Rhone wines with hard to sell names already have a New World home thanks to the Rhone Rangers of California

Bonny Doone Vineyard 2009 Central Coast Contra Old Vine Field Blend is a great example.

I wrote yesterday a paen to a French wine blend, Domaine Aime 2010 Minervois, which I believe could be equaled in Sonoma County. But I said I thought it would be a really tough sell, offering two or three (overcomeable)  reasons.

This morning’s The New York Times, reviewing a dozen “great” American wines under $20, gives welcome space to wines and regions pretty much new to average folks in America.

And one of them is Randall Grahm’s Contra blend of largely Rhone grapes which he prices at $16. I’d forgotten about his decades-long dedication to those varieties with the “strange” names I listed in my note on the Minervois, yesterday. Grahm and some friends call their special marketing venture the mission of The Rhone Rangers. Grahm is especially noted for his Cigare Volente — the name a send-up of the name of a famous Rhone blend. Bonny Doone is located in the Santa Cruz mountains, by the way. Most of the Rhone Rangers, I think, are working on the North Coast.

“Old vine field blends” are enjoying something of a surge of interest among some winemakers and “oenoscenti.” In coastal Central California, as in coastal Northern California, early vineyards were established by Italians and other European immigrants who planted intermixed vines. They consciously distributed vines to make it possible to grow and harvest, in special spots, the varieties that live harmoniously in finished bottles like the Rhone blends I’m writing about.

The fruit thus is blended in the field.
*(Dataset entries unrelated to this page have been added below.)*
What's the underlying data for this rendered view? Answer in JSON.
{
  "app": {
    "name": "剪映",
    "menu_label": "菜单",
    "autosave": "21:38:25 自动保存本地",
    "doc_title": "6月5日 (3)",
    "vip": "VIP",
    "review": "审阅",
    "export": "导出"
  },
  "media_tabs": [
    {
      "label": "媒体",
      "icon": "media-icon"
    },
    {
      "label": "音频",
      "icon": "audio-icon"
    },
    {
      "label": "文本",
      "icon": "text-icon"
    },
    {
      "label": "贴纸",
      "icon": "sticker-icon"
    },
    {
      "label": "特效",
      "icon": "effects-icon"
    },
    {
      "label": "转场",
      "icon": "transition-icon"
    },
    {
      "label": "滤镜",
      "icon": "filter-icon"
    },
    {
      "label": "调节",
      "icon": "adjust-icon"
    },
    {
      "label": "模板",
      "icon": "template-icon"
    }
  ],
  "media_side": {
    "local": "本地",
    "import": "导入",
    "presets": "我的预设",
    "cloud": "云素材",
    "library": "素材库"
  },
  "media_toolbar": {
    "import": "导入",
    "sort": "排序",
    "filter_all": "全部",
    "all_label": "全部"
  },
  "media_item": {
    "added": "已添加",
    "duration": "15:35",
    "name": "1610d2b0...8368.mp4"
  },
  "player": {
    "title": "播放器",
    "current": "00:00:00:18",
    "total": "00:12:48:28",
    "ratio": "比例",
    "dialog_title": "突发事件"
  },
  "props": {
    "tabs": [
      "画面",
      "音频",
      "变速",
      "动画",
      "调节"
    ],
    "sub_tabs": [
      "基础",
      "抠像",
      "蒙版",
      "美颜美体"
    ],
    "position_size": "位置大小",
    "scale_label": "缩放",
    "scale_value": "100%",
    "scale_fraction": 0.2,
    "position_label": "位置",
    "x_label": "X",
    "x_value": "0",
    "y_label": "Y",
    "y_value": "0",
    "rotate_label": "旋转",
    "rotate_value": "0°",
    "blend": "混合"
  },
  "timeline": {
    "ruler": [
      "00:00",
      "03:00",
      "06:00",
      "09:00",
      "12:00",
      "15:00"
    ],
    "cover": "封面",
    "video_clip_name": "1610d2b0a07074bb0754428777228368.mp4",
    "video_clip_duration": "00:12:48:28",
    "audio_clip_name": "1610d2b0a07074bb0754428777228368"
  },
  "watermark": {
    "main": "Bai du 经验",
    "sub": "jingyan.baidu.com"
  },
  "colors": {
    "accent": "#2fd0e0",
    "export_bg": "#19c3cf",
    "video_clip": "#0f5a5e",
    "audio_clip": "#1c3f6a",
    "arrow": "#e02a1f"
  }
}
It can be less costly — and somehow more spiritually harmonious — than the modern practice of making a separate batch of each varietal, testing the developing blend for taste and balance, then putting this “cellar blend” into bottles.

The Times says Grahm’s Contra blend is built upon 55 percent Carignane (contra the practice of the French, who limit the Minervois to 40 percent Carignan). The 2009 field blend turns out also to have Grenache, Mourvedre, Zinfandel, Petite Sirah and Syrah in the bottle, as in the vineyard. (Remember, Petite Sirah and Syrah are two entirely different varietals.)

Contra “is dry, fruity and harmonious” (just like the Minervois from France, I’d say) “with a streak of licorice,” writes Eric Asimov. If there’s licorice, it’s probably from the Zinfandel — or at least it would be if the Zin had come from the North Coast, where anise roots vie for  below-ground root space with our typical Zinfandel. I didn’t find licorice in the Minervois, but I  did find something a bit unexpected like, perhaps, cassis.

So: the new, also not-new, American Languedoc, American Rhone — California’s North and Central Coasts? Bob Cramer, The Fearless Taster.